BP questions starch molding’s hygiene credentials
Purvis said that the confectionery industry had developed a growing interest in the Grocery Manufacturers Association’s (GMA’s) 10 Principles of Sanitary Equipment Design. He added that North American regulators had become increasingly concerned with jellies manufactured on old starch systems.
“The legislation caters for meeting certain standards, but the manufacturing systems that are used, it’s very questionable if they actually do meet those standards, whether a line can be sanitized for example.”
He said that while starch moguls were probably compatible with current legislation, future standards could be more demanding.
Sticking with starch
LHT Consultancy and Eagle Vision recently developed a DTV system that uses a camera to take images of the starch molding tray and compares the images to one of a properly filled tray. If a tray is not filled correctly, depositing does not take place and the tray can be removed manually or with a tray eject system. The developers claimed the system the problem the dirty tray problem.

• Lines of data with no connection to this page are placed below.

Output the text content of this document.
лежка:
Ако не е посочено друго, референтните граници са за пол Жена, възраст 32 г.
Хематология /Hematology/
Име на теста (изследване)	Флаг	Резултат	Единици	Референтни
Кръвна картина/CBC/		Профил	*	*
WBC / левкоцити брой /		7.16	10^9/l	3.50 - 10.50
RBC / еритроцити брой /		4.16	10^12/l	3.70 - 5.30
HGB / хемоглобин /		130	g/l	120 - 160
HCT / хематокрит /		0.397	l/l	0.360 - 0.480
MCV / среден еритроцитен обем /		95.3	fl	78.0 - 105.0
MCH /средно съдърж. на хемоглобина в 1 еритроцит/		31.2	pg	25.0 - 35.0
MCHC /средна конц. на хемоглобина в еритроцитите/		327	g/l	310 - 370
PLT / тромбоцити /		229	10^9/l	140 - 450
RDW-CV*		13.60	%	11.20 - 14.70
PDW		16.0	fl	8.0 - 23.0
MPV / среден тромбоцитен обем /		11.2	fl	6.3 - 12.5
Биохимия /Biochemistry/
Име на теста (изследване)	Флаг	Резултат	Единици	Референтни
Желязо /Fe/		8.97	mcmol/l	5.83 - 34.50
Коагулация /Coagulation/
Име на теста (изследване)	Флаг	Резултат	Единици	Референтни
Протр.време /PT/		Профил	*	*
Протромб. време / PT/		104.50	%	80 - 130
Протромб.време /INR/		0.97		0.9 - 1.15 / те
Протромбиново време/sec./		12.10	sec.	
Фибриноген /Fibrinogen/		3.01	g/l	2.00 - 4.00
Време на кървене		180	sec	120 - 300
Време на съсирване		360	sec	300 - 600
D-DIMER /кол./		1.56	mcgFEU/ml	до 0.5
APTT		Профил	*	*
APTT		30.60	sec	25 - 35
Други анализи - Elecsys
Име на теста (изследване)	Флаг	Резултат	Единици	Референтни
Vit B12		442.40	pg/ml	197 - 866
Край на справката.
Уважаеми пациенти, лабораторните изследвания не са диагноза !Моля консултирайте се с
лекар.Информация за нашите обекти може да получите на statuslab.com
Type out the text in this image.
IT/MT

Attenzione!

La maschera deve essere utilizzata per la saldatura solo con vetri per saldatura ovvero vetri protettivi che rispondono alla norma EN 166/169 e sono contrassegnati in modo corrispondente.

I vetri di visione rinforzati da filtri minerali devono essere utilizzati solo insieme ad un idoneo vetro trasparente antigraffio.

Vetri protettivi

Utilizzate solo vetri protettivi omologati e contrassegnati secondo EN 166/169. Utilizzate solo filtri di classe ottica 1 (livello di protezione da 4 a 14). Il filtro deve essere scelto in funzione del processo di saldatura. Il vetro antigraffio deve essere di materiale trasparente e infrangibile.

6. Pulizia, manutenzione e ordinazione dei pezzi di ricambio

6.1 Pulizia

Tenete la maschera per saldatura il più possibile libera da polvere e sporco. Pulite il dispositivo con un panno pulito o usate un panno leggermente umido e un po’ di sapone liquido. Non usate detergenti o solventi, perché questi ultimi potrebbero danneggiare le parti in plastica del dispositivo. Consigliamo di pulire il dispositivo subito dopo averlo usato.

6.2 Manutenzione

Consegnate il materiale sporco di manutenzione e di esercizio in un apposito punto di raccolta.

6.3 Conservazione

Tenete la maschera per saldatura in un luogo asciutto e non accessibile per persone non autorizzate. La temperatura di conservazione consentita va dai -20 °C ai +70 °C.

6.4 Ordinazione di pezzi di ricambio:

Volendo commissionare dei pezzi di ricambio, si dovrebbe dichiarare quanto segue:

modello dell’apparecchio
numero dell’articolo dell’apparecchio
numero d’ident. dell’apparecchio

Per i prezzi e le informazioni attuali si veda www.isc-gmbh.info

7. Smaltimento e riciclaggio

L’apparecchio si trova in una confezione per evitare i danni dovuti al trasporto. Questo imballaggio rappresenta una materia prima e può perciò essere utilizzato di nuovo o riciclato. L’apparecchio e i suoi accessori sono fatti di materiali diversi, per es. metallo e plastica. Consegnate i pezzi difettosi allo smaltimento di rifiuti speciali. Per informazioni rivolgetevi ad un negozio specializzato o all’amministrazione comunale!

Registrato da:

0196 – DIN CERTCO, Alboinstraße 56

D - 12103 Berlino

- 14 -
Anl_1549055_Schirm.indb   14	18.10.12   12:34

Purvis claimed that depositing into a starchless metal mold was far more sanitary and could be the way forward.
“That method also can be very attractive for incorporating functional elements because we are dealing with very precise piece weights and an image of a high quality piece,” said Purvis.
He accepted that a product made this way would be noticeably different in texture and elasticity to a starch molded product, but claimed it could be an advantage.
“We’re making a piece that is visibly and texturally altogether superior – it’s smooth, it’s precise, it’s glossy and with bright colors and clear. It conveys an image of a high quality product,” he said.